There's no trash removal for these people, and they're shut out of all public bathrooms. What do we really expect?
i-5 in Seattle is absolutely trashed from Northgate to Downtown because Jenny Durkan and previous mayors have raided homeless encampments out of view, away from other homes, spending millions of dollars to displace them instead of just giving them garbage cans and a few porta potties. They end up on i5 and in tent camps downtown and it looks like a dump.
I'm not familiar with the situation in Seattle, but in areas where homeless shelters have open beds then I really expect people to use them instead of wrecking ecologically sensitive areas. And in the cleanups I helped with, there were multiple public garbage cans within a couple blocks.
I live in Michigan, where PFAS are being found in water supplies all over the state. Companies did and still do dump poisonous chemicals into the environment, and day by day certain alphabet soup agencies give them more and more license to do so. We can talk about some garbage along a river bank after we prosecute large companies for knowingly poisoning entire swaths of land and bodies of water for decades, considering the scale on which they can harm people and the resources they have to avoid doing so.
But its only poor peoples' communities that get the brunt of the pollution. That's because their local governments can't fight against it, whereas richer communities can delay, fight, and stop.

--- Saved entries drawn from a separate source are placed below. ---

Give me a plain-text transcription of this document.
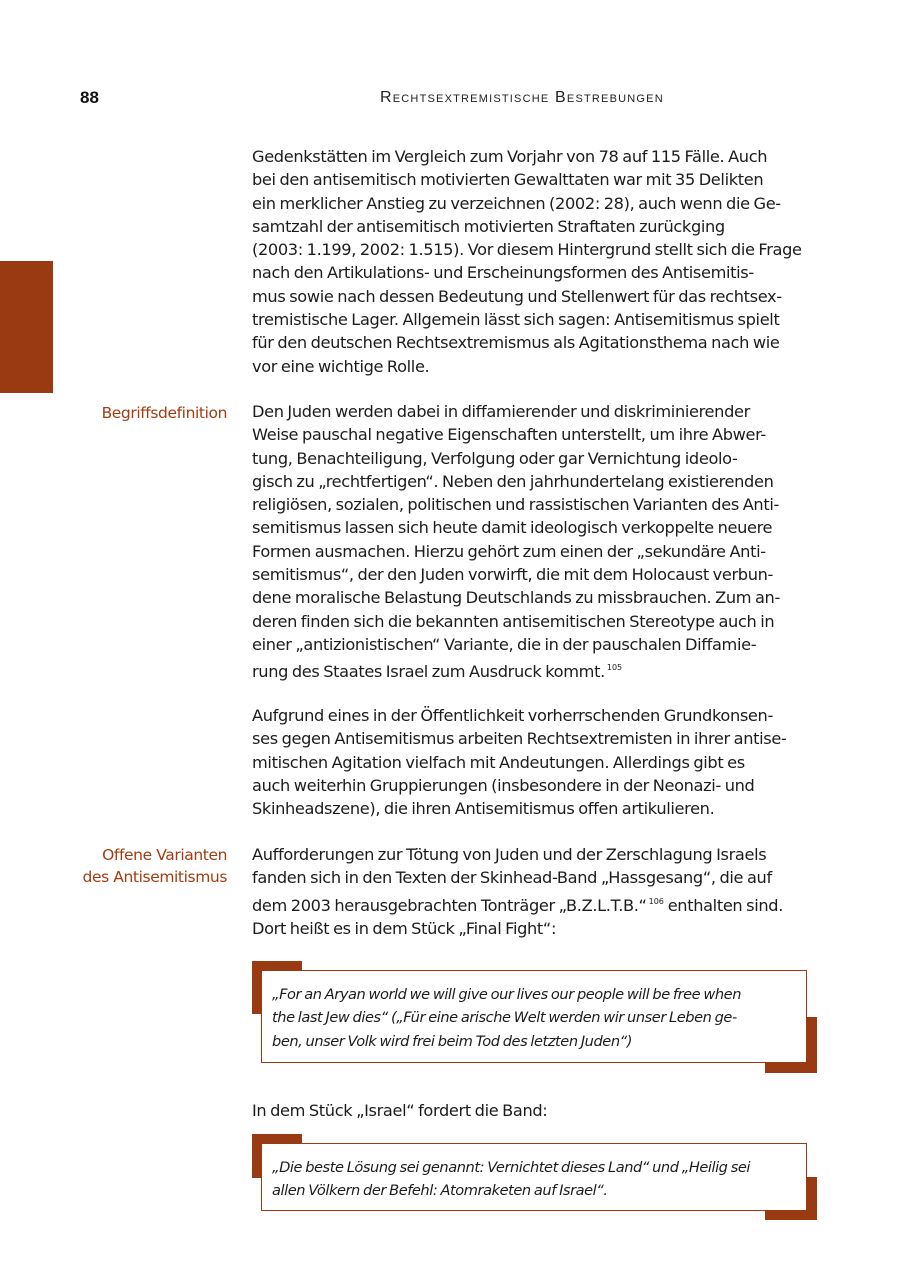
88	Rechtsextremistische Bestrebungen
Gedenkstätten im Vergleich zum Vorjahr von 78 auf 115 Fälle. Auch
bei den antisemitisch motivierten Gewalttaten war mit 35 Delikten
ein merklicher Anstieg zu verzeichnen (2002: 28), auch wenn die Ge-
samtzahl der antisemitisch motivierten Straftaten zurückging
(2003: 1.199, 2002: 1.515). Vor diesem Hintergrund stellt sich die Frage
nach den Artikulations- und Erscheinungsformen des Antisemitis-
mus sowie nach dessen Bedeutung und Stellenwert für das rechtsex-
tremistische Lager. Allgemein lässt sich sagen: Antisemitismus spielt
für den deutschen Rechtsextremismus als Agitationsthema nach wie
vor eine wichtige Rolle.
Begriffsdefinition Den Juden werden dabei in diffamierender und diskriminierender
Weise pauschal negative Eigenschaften unterstellt, um ihre Abwer-
tung, Benachteiligung, Verfolgung oder gar Vernichtung ideolo-
gisch zu „rechtfertigen“. Neben den jahrhundertelang existierenden
religiösen, sozialen, politischen und rassistischen Varianten des Anti-
semitismus lassen sich heute damit ideologisch verkoppelte neuere
Formen ausmachen. Hierzu gehört zum einen der „sekundäre Anti-
semitismus“, der den Juden vorwirft, die mit dem Holocaust verbun-
dene moralische Belastung Deutschlands zu missbrauchen. Zum an-
deren finden sich die bekannten antisemitischen Stereotype auch in
einer „antizionistischen“ Variante, die in der pauschalen Diffamie-
rung des Staates Israel zum Ausdruck kommt. $^{105}$
Aufgrund eines in der Öffentlichkeit vorherrschenden Grundkonsen-
ses gegen Antisemitismus arbeiten Rechtsextremisten in ihrer antise-
mitischen Agitation vielfach mit Andeutungen. Allerdings gibt es
auch weiterhin Gruppierungen (insbesondere in der Neonazi- und
Skinheadszene), die ihren Antisemitismus offen artikulieren.
Offene Varianten
des Antisemitismus
Aufforderungen zur Tötung von Juden und der Zerschlagung Israels
fanden sich in den Texten der Skinhead-Band „Hassgesang“, die auf
dem 2003 herausgebrachten Tonträger „B.Z.L.T.B.“ $^{106}$ enthalten sind.
Dort heißt es in dem Stück „Final Fight“:
„For an Aryan world we will give our lives our people will be free when
the last Jew dies“ („Für eine arische Welt werden wir unser Leben ge-
ben, unser Volk wird frei beim Tod des letzten Juden“)
In dem Stück „Israel“ fordert die Band:
„Die beste Lösung sei genannt: Vernichtet dieses Land“ und „Heilig sei
allen Völkern der Befehl: Atomraketen auf Israel“.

Missing the point? My point is that a little trash on a riverbank pales in comparison to the large-scale environment destruction being committed every day by giant companies. Provide the homeless with food and shelter instead of worrying about some minimal pollution.
My point is about helping sick people. Some of them are dangerous and should get extra attention for that reason. Many are just too sick to pay bills, show up to work reliably, get hired, etc. The government could decriminalize lots of things, but it's hard to show that someone is a danger to themselves if the government refuses to keep certain kinds of records for reasons of privacy and compassion.